Applications for federal disability benefits have risen nearly 50 percent over the past decade, according to a report by the Congressional Budget Office. That’s not because the ranks of the nation’s disabled have grown so dramatically but because an increasing number of jobless Americans are applying for federal disability benefits.
“It’s primarily economic desperation,” Social Security Commissioner Michael Astrue told The Associated Press. “People on the margins who get bad news in terms of a layoff and have no other place to go, they take a shot at disability.”
Indeed, roughly 3.3 million people are expected to apply for disability benefits this year. That’s 700,000 more than in 2008 and 1 million more than a decade ago. That exacerbates the looming financial crisis of a federal entitlement that has been operating in the red for some years now.
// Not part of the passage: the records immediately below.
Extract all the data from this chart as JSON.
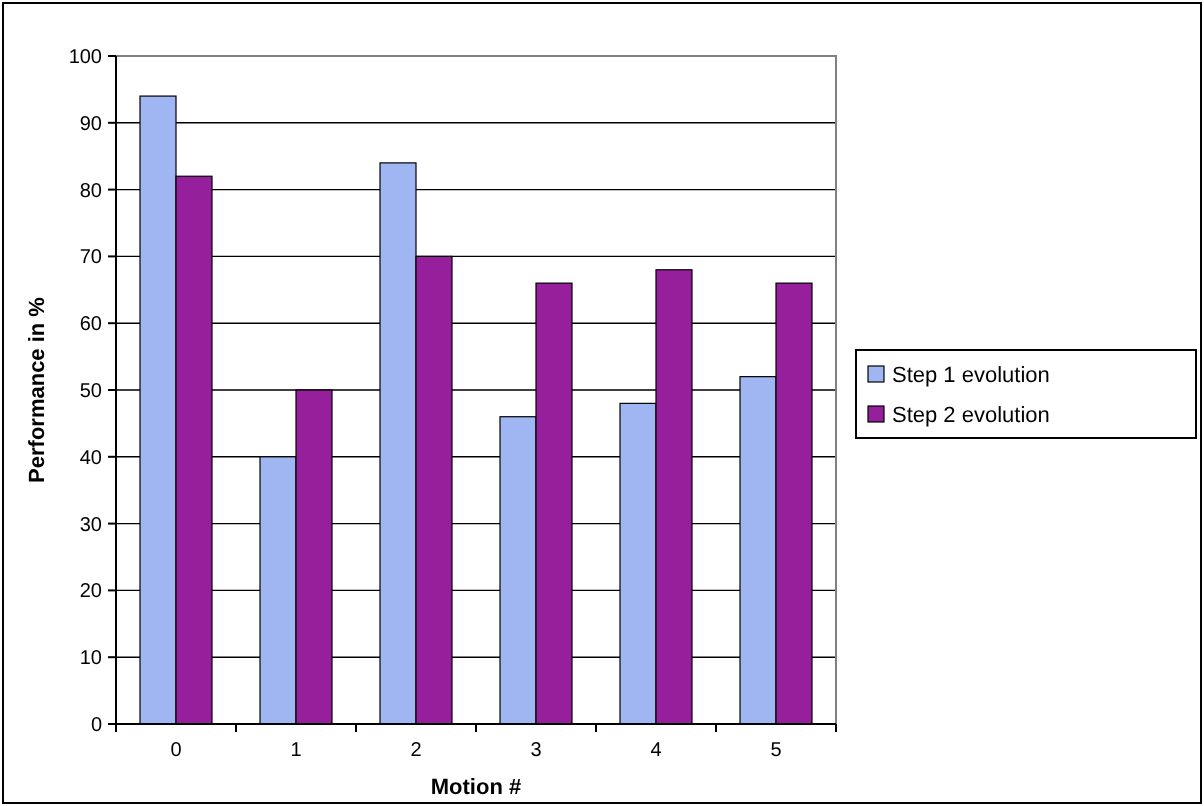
{
  "chart_data": {
    "type": "bar",
    "xlabel": "Motion #",
    "ylabel": "Performance in %",
    "categories": [
      "0",
      "1",
      "2",
      "3",
      "4",
      "5"
    ],
    "series": [
      {
        "name": "Step 1 evolution",
        "color": "#9fb6f3",
        "values": [
          94,
          40,
          84,
          46,
          48,
          52
        ]
      },
      {
        "name": "Step 2 evolution",
        "color": "#96209c",
        "values": [
          82,
          50,
          70,
          66,
          68,
          66
        ]
      }
    ],
    "ylim": [
      0,
      100
    ],
    "yticks": [
      0,
      10,
      20,
      30,
      40,
      50,
      60,
      70,
      80,
      90,
      100
    ],
    "grid": "y",
    "legend": "right"
  }
}
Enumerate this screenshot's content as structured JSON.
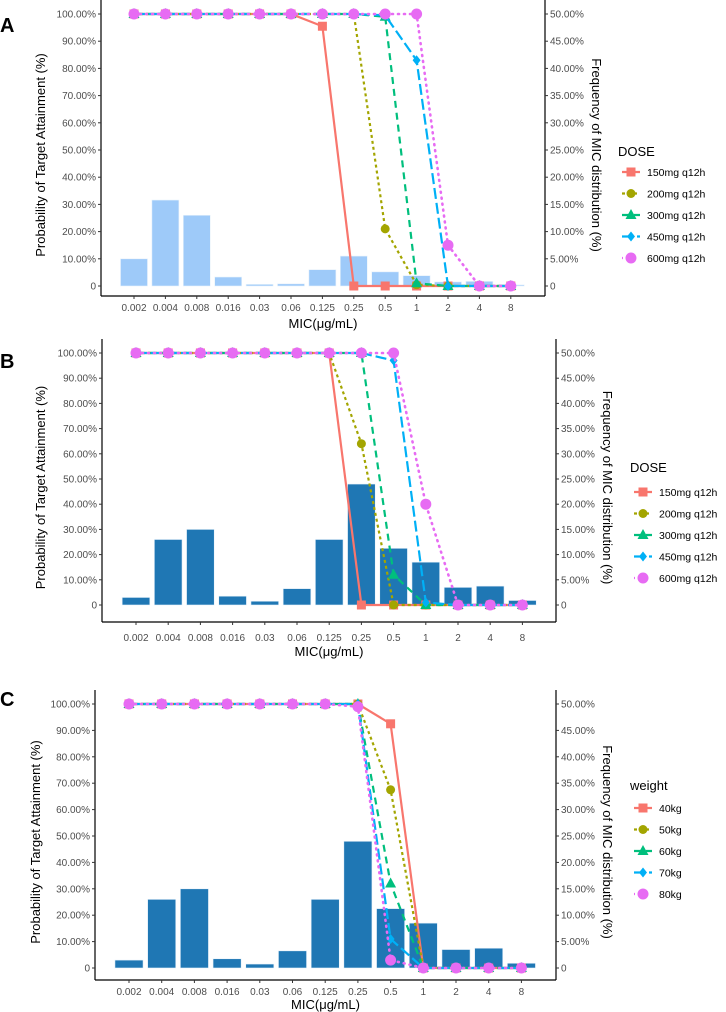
{
  "chart_data": [
    {
      "panel_label": "A",
      "type": "bar+line",
      "xlabel": "MIC(μg/mL)",
      "ylabel": "Probability of Target Attainment (%)",
      "y2label": "Frequency of MIC distribution (%)",
      "categories": [
        "0.002",
        "0.004",
        "0.008",
        "0.016",
        "0.03",
        "0.06",
        "0.125",
        "0.25",
        "0.5",
        "1",
        "2",
        "4",
        "8"
      ],
      "ylim": [
        0,
        100
      ],
      "y2lim": [
        0,
        50
      ],
      "yticks": [
        "0",
        "10.00%",
        "20.00%",
        "30.00%",
        "40.00%",
        "50.00%",
        "60.00%",
        "70.00%",
        "80.00%",
        "90.00%",
        "100.00%"
      ],
      "y2ticks": [
        "0",
        "5.00%",
        "10.00%",
        "15.00%",
        "20.00%",
        "25.00%",
        "30.00%",
        "35.00%",
        "40.00%",
        "45.00%",
        "50.00%"
      ],
      "bar_color": "#9ECAF9",
      "bar_values": [
        5.0,
        15.8,
        13.0,
        1.65,
        0.3,
        0.4,
        3.0,
        5.5,
        2.6,
        1.9,
        0.75,
        0.85,
        0.2
      ],
      "legend_title": "DOSE",
      "legend_position": "right",
      "series": [
        {
          "name": "150mg q12h",
          "color": "#F8766D",
          "marker": "square",
          "dash": "solid",
          "values": [
            100,
            100,
            100,
            100,
            100,
            100,
            95.5,
            0,
            0,
            0,
            0,
            0,
            0
          ]
        },
        {
          "name": "200mg q12h",
          "color": "#A3A500",
          "marker": "circle",
          "dash": "dotted",
          "values": [
            100,
            100,
            100,
            100,
            100,
            100,
            100,
            100,
            21,
            0.5,
            0,
            0,
            0
          ]
        },
        {
          "name": "300mg q12h",
          "color": "#00BF7D",
          "marker": "triangle",
          "dash": "dashed",
          "values": [
            100,
            100,
            100,
            100,
            100,
            100,
            100,
            100,
            99,
            1,
            0,
            0,
            0
          ]
        },
        {
          "name": "450mg q12h",
          "color": "#00B0F6",
          "marker": "diamond",
          "dash": "longdash",
          "values": [
            100,
            100,
            100,
            100,
            100,
            100,
            100,
            100,
            99.5,
            83,
            0,
            0,
            0
          ]
        },
        {
          "name": "600mg q12h",
          "color": "#E76BF3",
          "marker": "bigcircle",
          "dash": "dot",
          "values": [
            100,
            100,
            100,
            100,
            100,
            100,
            100,
            100,
            100,
            100,
            15,
            0,
            0
          ]
        }
      ]
    },
    {
      "panel_label": "B",
      "type": "bar+line",
      "xlabel": "MIC(μg/mL)",
      "ylabel": "Probability of Target Attainment (%)",
      "y2label": "Frequency of MIC distribution (%)",
      "categories": [
        "0.002",
        "0.004",
        "0.008",
        "0.016",
        "0.03",
        "0.06",
        "0.125",
        "0.25",
        "0.5",
        "1",
        "2",
        "4",
        "8"
      ],
      "ylim": [
        0,
        100
      ],
      "y2lim": [
        0,
        50
      ],
      "yticks": [
        "0",
        "10.00%",
        "20.00%",
        "30.00%",
        "40.00%",
        "50.00%",
        "60.00%",
        "70.00%",
        "80.00%",
        "90.00%",
        "100.00%"
      ],
      "y2ticks": [
        "0",
        "5.00%",
        "10.00%",
        "15.00%",
        "20.00%",
        "25.00%",
        "30.00%",
        "35.00%",
        "40.00%",
        "45.00%",
        "50.00%"
      ],
      "bar_color": "#1F77B4",
      "bar_values": [
        1.5,
        13.0,
        15.0,
        1.75,
        0.75,
        3.25,
        13.0,
        24.0,
        11.25,
        8.5,
        3.5,
        3.75,
        0.9
      ],
      "legend_title": "DOSE",
      "legend_position": "right",
      "series": [
        {
          "name": "150mg q12h",
          "color": "#F8766D",
          "marker": "square",
          "dash": "solid",
          "values": [
            100,
            100,
            100,
            100,
            100,
            100,
            100,
            0,
            0,
            0,
            0,
            0,
            0
          ]
        },
        {
          "name": "200mg q12h",
          "color": "#A3A500",
          "marker": "circle",
          "dash": "dotted",
          "values": [
            100,
            100,
            100,
            100,
            100,
            100,
            100,
            64,
            0,
            0,
            0,
            0,
            0
          ]
        },
        {
          "name": "300mg q12h",
          "color": "#00BF7D",
          "marker": "triangle",
          "dash": "dashed",
          "values": [
            100,
            100,
            100,
            100,
            100,
            100,
            100,
            100,
            12,
            0,
            0,
            0,
            0
          ]
        },
        {
          "name": "450mg q12h",
          "color": "#00B0F6",
          "marker": "diamond",
          "dash": "longdash",
          "values": [
            100,
            100,
            100,
            100,
            100,
            100,
            100,
            100,
            97,
            1,
            0,
            0,
            0
          ]
        },
        {
          "name": "600mg q12h",
          "color": "#E76BF3",
          "marker": "bigcircle",
          "dash": "dot",
          "values": [
            100,
            100,
            100,
            100,
            100,
            100,
            100,
            100,
            100,
            40,
            0,
            0,
            0
          ]
        }
      ]
    },
    {
      "panel_label": "C",
      "type": "bar+line",
      "xlabel": "MIC(μg/mL)",
      "ylabel": "Probability of Target Attainment (%)",
      "y2label": "Frequency of MIC distribution (%)",
      "categories": [
        "0.002",
        "0.004",
        "0.008",
        "0.016",
        "0.03",
        "0.06",
        "0.125",
        "0.25",
        "0.5",
        "1",
        "2",
        "4",
        "8"
      ],
      "ylim": [
        0,
        100
      ],
      "y2lim": [
        0,
        50
      ],
      "yticks": [
        "0",
        "10.00%",
        "20.00%",
        "30.00%",
        "40.00%",
        "50.00%",
        "60.00%",
        "70.00%",
        "80.00%",
        "90.00%",
        "100.00%"
      ],
      "y2ticks": [
        "0",
        "5.00%",
        "10.00%",
        "15.00%",
        "20.00%",
        "25.00%",
        "30.00%",
        "35.00%",
        "40.00%",
        "45.00%",
        "50.00%"
      ],
      "bar_color": "#1F77B4",
      "bar_values": [
        1.5,
        13.0,
        15.0,
        1.75,
        0.75,
        3.25,
        13.0,
        24.0,
        11.25,
        8.5,
        3.5,
        3.75,
        0.9
      ],
      "legend_title": "weight",
      "legend_position": "right",
      "series": [
        {
          "name": "40kg",
          "color": "#F8766D",
          "marker": "square",
          "dash": "solid",
          "values": [
            100,
            100,
            100,
            100,
            100,
            100,
            100,
            100,
            92.5,
            0,
            0,
            0,
            0
          ]
        },
        {
          "name": "50kg",
          "color": "#A3A500",
          "marker": "circle",
          "dash": "dotted",
          "values": [
            100,
            100,
            100,
            100,
            100,
            100,
            100,
            100,
            67.5,
            0,
            0,
            0,
            0
          ]
        },
        {
          "name": "60kg",
          "color": "#00BF7D",
          "marker": "triangle",
          "dash": "dashed",
          "values": [
            100,
            100,
            100,
            100,
            100,
            100,
            100,
            100,
            32,
            0,
            0,
            0,
            0
          ]
        },
        {
          "name": "70kg",
          "color": "#00B0F6",
          "marker": "diamond",
          "dash": "longdash",
          "values": [
            100,
            100,
            100,
            100,
            100,
            100,
            100,
            100,
            11,
            0,
            0,
            0,
            0
          ]
        },
        {
          "name": "80kg",
          "color": "#E76BF3",
          "marker": "bigcircle",
          "dash": "dot",
          "values": [
            100,
            100,
            100,
            100,
            100,
            100,
            100,
            99,
            3,
            0,
            0,
            0,
            0
          ]
        }
      ]
    }
  ]
}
Meanwhile, as the U.S. population ages, and the disability rate resultantly increases, there is even more demand on Social Security’s disability trust fund. And that situation is made all the worse by a system in place that provides a perverse incentive for the nation’s seniors to seek disability benefits rather than waiting until they qualify for retirement benefits.
Indeed, retirees currently are eligible for full Social Security benefits when they turn 66 years old. Those that opt for early retirement can receive reduced benefits at 62. Now if a person is able to qualify for disability, they can receive full benefits (based on work history) even before they turn 62.
That, along with growing number of economically desperate jobless cited by Astrue, explains why there is a backlog of applicants for federal disability benefits. It also explains why many applicants have had to wait as long as two years to have their applications approved.
In fact, about two-thirds of applications are initially rejected. Most of those rejected drop their claims, but those who soldier on through the lengthy appeals process often get approved for benefits.
Not surprisingly, a certain percentage of those cashing monthly disability checks shouldn’t be receiving government benefits.
In fact, a recent report by the Government Accountability Office, the investigative arm of Congress, disclosed that Social Security made $1.4 billion in overpayments last year to disability recipients who were no longer qualified for benefits (mostly because they had gone back to work).
Congress is targeting the overpayments but even if they are completely eliminated, it will do little to avert the disability trust fund’s looming bankruptcy. While $1.4 billion is a substantial sum, it’s little more than 1 percent of the benefits the fund will pay out this year.
That’s why the trustees who oversee Social Security are urging lawmakers to shore up the disability program by shifting money from the retirement trust fund, which they last did in 1994. It hardly will fix the problems of the disability fund, but it will stave off its bankruptcy until at least the next decade.